Like day two, the path from Rowardennan to Inverarnan followed the loch shore quite closely with the exception of an option for the first mile or so to take a high road. We did, and we were very glad of it ultimately as it was a bit hilly, but quite a pleasant walk before the rest of the morning settled into scrabbling along the shore on the way up. We later found out that the low road was much the same as the rest of the way – tricky and scrabbly with or without packs.
After a couple of hours – just as the exhaustion truly starts to set in – the path weaves up and away from the Loch, across a waterfall and into the tiny village (/hotel and car park) of Inversnaid. We stopped here to eat the packed lunches we’d bought from the hostel in Rowardennan. As we were finishing up, the McMillan charity walkers caught up, and shortly behind them the two German girls who we’d chatted with the previous couple of evenings. We hung out with them for a bit before plugging on again on the trail to Inverarnan and Beinglas Campsite, with the terrain staying just as tough as it had been before, until we finally veered east at the top end of Loch Lomond.
These final few miles to the glamping huts at Beinglas weren’t much more than goat tracks but it made for a much quicker finish to the 13-odd mile day. The trail runs right into and through the campsite (with the town of Inverarnan a few hundred metres off the way) so it made for an easy stopping point to get our stuff down and settled into our little hut.

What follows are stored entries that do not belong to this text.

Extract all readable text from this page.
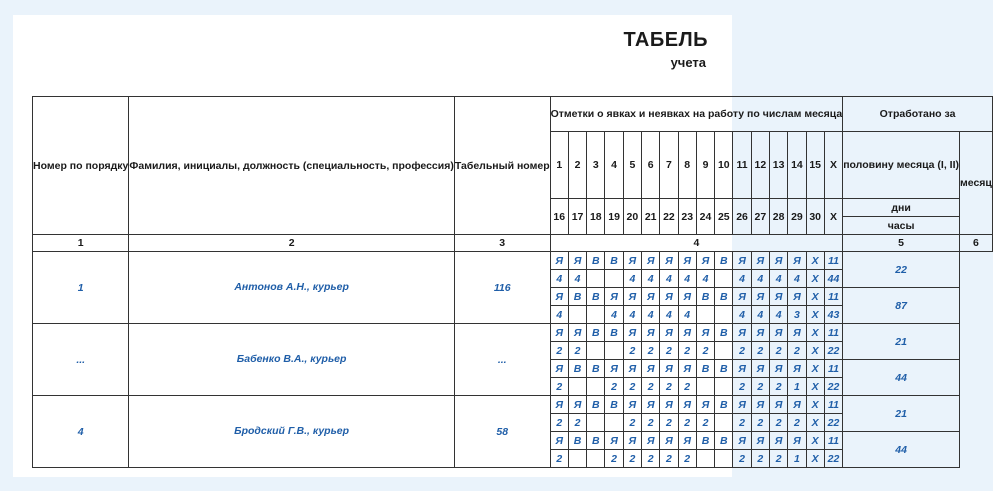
ТАБЕЛЬ
учета
Номер по порядку	Фамилия, инициалы, должность (специальность, профессия)	Табельный номер	Отметки о явках и неявках на работу по числам месяца																Отработано за	
			1	2	3	4	5	6	7	8	9	10	11	12	13	14	15	Х	половину месяца (I, II)	месяц
			16	17	18	19	20	21	22	23	24	25	26	27	28	29	30	Х	дни	
																			часы	
1	2	3	4																5	6
1	Антонов А.Н., курьер	116	Я	Я	В	В	Я	Я	Я	Я	Я	В	Я	Я	Я	Я	Х	11	22	
			4	4			4	4	4	4	4		4	4	4	4	Х	44		
			Я	В	В	Я	Я	Я	Я	Я	В	В	Я	Я	Я	Я	Х	11	87	
			4			4	4	4	4	4			4	4	4	3	Х	43		
...	Бабенко В.А., курьер	...	Я	Я	В	В	Я	Я	Я	Я	Я	В	Я	Я	Я	Я	Х	11	21	
			2	2			2	2	2	2	2		2	2	2	2	Х	22		
			Я	В	В	Я	Я	Я	Я	Я	В	В	Я	Я	Я	Я	Х	11	44	
			2			2	2	2	2	2			2	2	2	1	Х	22		
4	Бродский Г.В., курьер	58	Я	Я	В	В	Я	Я	Я	Я	Я	В	Я	Я	Я	Я	Х	11	21	
			2	2			2	2	2	2	2		2	2	2	2	Х	22		
			Я	В	В	Я	Я	Я	Я	Я	В	В	Я	Я	Я	Я	Х	11	44	
			2			2	2	2	2	2			2	2	2	1	Х	22		
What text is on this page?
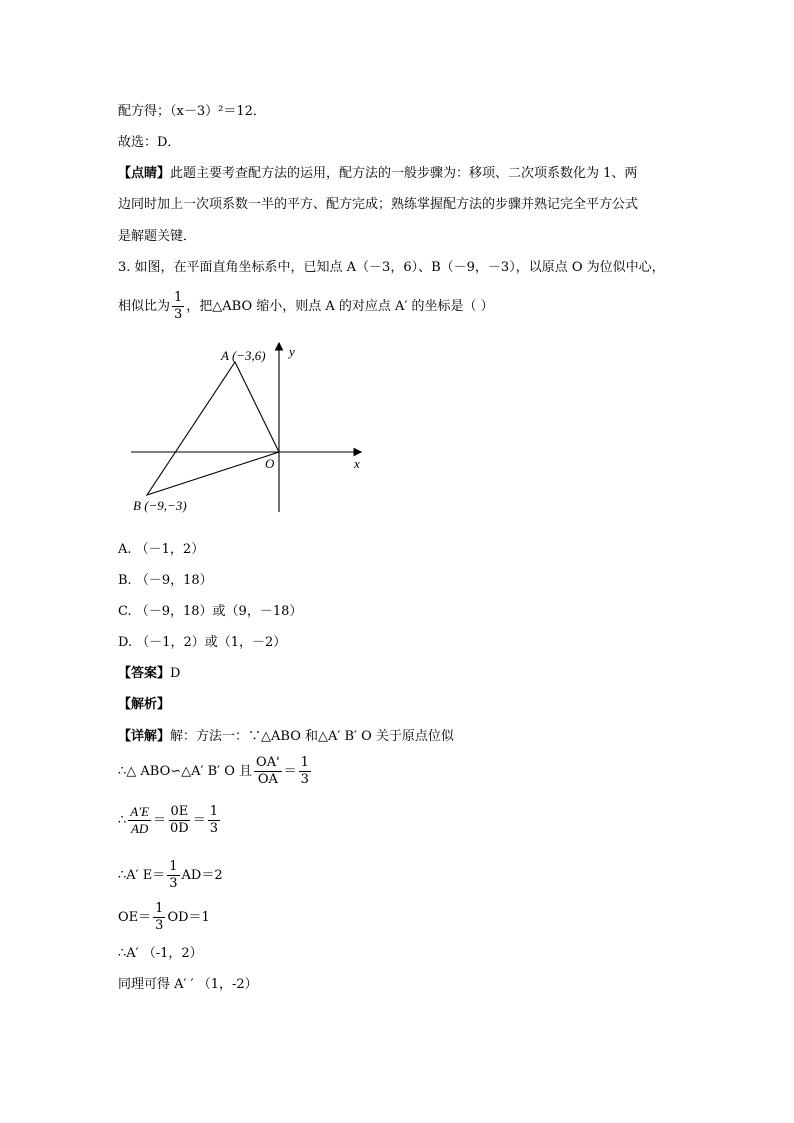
配方得；（x－3）²＝12．
故选：D．
【点睛】此题主要考查配方法的运用，配方法的一般步骤为：移项、二次项系数化为 1、两
边同时加上一次项系数一半的平方、配方完成；熟练掌握配方法的步骤并熟记完全平方公式
是解题关键．
3. 如图，在平面直角坐标系中，已知点 A（－3，6）、B（－9，－3），以原点 O 为位似中心，
相似比为 $\frac{1}{3}$ ，把△ABO 缩小，则点 A 的对应点 A′ 的坐标是（ ）
A (−3,6)
B (−9,−3)
O	x
y
A. （－1，2）
B. （－9，18）
C. （－9，18）或（9，－18）
D. （－1，2）或（1，－2）
【答案】D
【解析】
【详解】解：方法一：∵△ABO 和△A′ B′ O 关于原点位似
∴△ ABO∽△A′ B′ O 且 $\frac{OA'}{OA} = \frac{1}{3}$
∴ $\frac{A'E}{AD} = \frac{0E}{0D} = \frac{1}{3}$
∴A′ $E= \frac{1}{3} AD=2$
$OE= \frac{1}{3} OD=1$
∴A′ （-1，2）
同理可得 A′ ′ （1，-2）
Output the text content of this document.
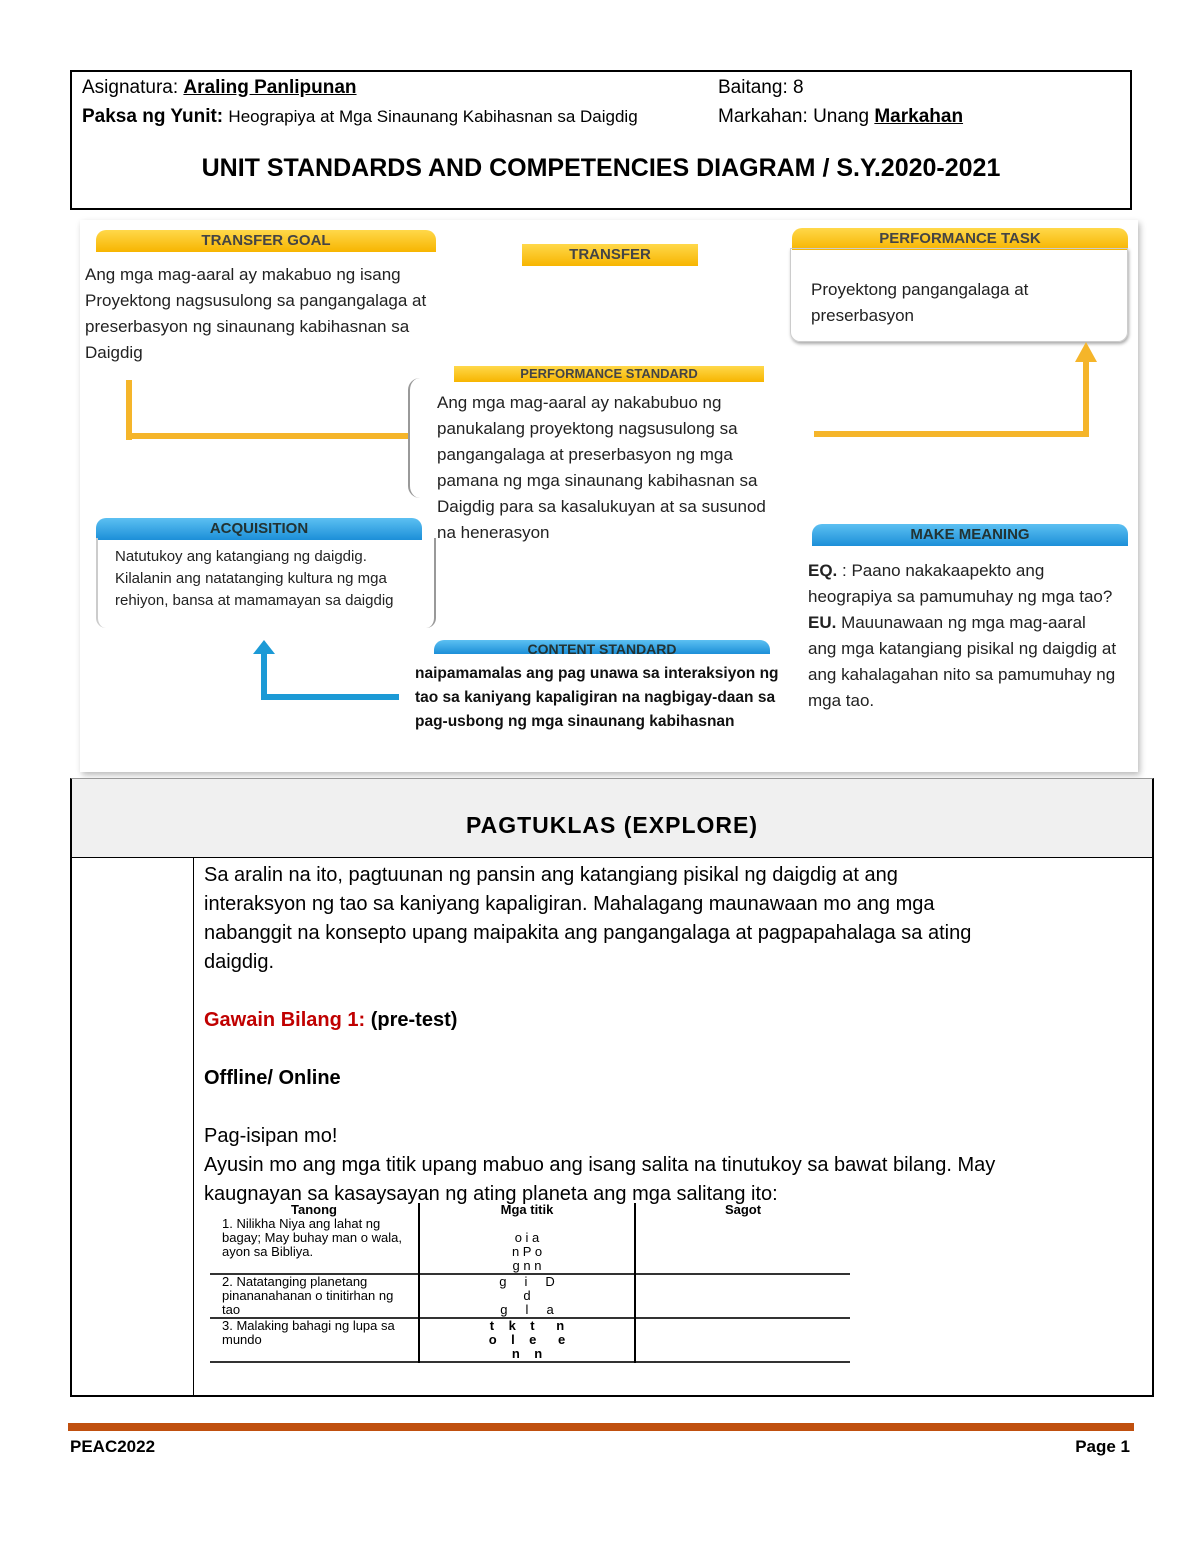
Asignatura: Araling Panlipunan	Baitang: 8
Paksa ng Yunit: Heograpiya at Mga Sinaunang Kabihasnan sa Daigdig	Markahan: Unang Markahan
UNIT STANDARDS AND COMPETENCIES DIAGRAM / S.Y.2020-2021
TRANSFER GOAL
Ang mga mag-aaral ay makabuo ng isang Proyektong nagsusulong sa pangangalaga at preserbasyon ng sinaunang kabihasnan sa Daigdig
TRANSFER
PERFORMANCE TASK
Proyektong pangangalaga at preserbasyon
PERFORMANCE STANDARD
Ang mga mag-aaral ay nakabubuo ng panukalang proyektong nagsusulong sa pangangalaga at preserbasyon ng mga pamana ng mga sinaunang kabihasnan sa Daigdig para sa kasalukuyan at sa susunod na henerasyon
ACQUISITION
Natutukoy ang katangiang ng daigdig. Kilalanin ang natatanging kultura ng mga rehiyon, bansa at mamamayan sa daigdig
MAKE MEANING
EQ. : Paano nakakaapekto ang heograpiya sa pamumuhay ng mga tao?
EU. Mauunawaan ng mga mag-aaral ang mga katangiang pisikal ng daigdig at ang kahalagahan nito sa pamumuhay ng mga tao.
CONTENT STANDARD
naipamamalas ang pag unawa sa interaksiyon ng tao sa kaniyang kapaligiran na nagbigay-daan sa pag-usbong ng mga sinaunang kabihasnan
PAGTUKLAS (EXPLORE)
Sa aralin na ito, pagtuunan ng pansin ang katangiang pisikal ng daigdig at ang interaksyon ng tao sa kaniyang kapaligiran. Mahalagang maunawaan mo ang mga nabanggit na konsepto upang maipakita ang pangangalaga at pagpapahalaga sa ating daigdig.
Gawain Bilang 1: (pre-test)
Offline/ Online
Pag-isipan mo!
Ayusin mo ang mga titik upang mabuo ang isang salita na tinutukoy sa bawat bilang. May kaugnayan sa kasaysayan ng ating planeta ang mga salitang ito:
Tanong	Mga titik	Sagot
1. Nilikha Niya ang lahat ng bagay; May buhay man o wala, ayon sa Bibliya.	o i a
n P o
g n n	

2. Natatanging planetang pinananahanan o tinitirhan ng tao	g     i     D
d
g     l     a	

3. Malaking bahagi ng lupa sa mundo	t    k    t      n
o    l    e      e
n    n	

PEAC2022	Page 1
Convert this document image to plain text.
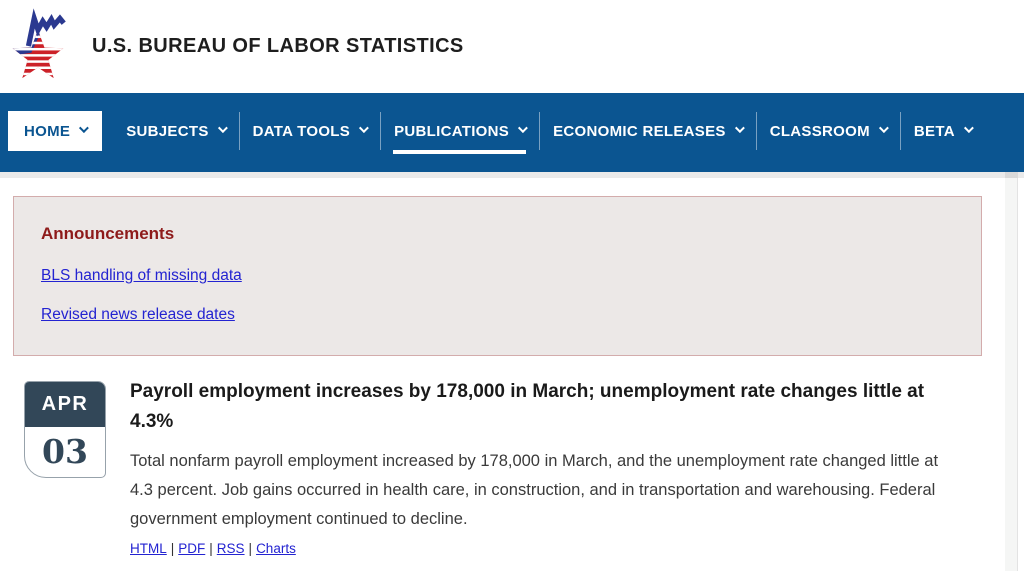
U.S. BUREAU OF LABOR STATISTICS
HOME	SUBJECTS	DATA TOOLS	PUBLICATIONS	ECONOMIC RELEASES	CLASSROOM	BETA
Announcements
BLS handling of missing data
Revised news release dates
APR
03
Payroll employment increases by 178,000 in March; unemployment rate changes little at 4.3%

Total nonfarm payroll employment increased by 178,000 in March, and the unemployment rate changed little at 4.3 percent. Job gains occurred in health care, in construction, and in transportation and warehousing. Federal government employment continued to decline.

HTML | PDF | RSS | Charts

Then we got showers, pints, and dinner in the campsite pub. I’d been told wonderful things about the Drover’s Inn in Inverarnan proper, but after another long day we just didn’t quite fancy the extra 300-odd metre walk when there was decent beer in the local!
We sat with a retired English couple who we’d bumped into a few times along the way and traded various travel stories, international adventures and (in their case) a few surprisingly entertaining twitching escapades! Then finally (around 9 or so) made our way to our sleeping bags before the next day’s hike further North to Tyndrum.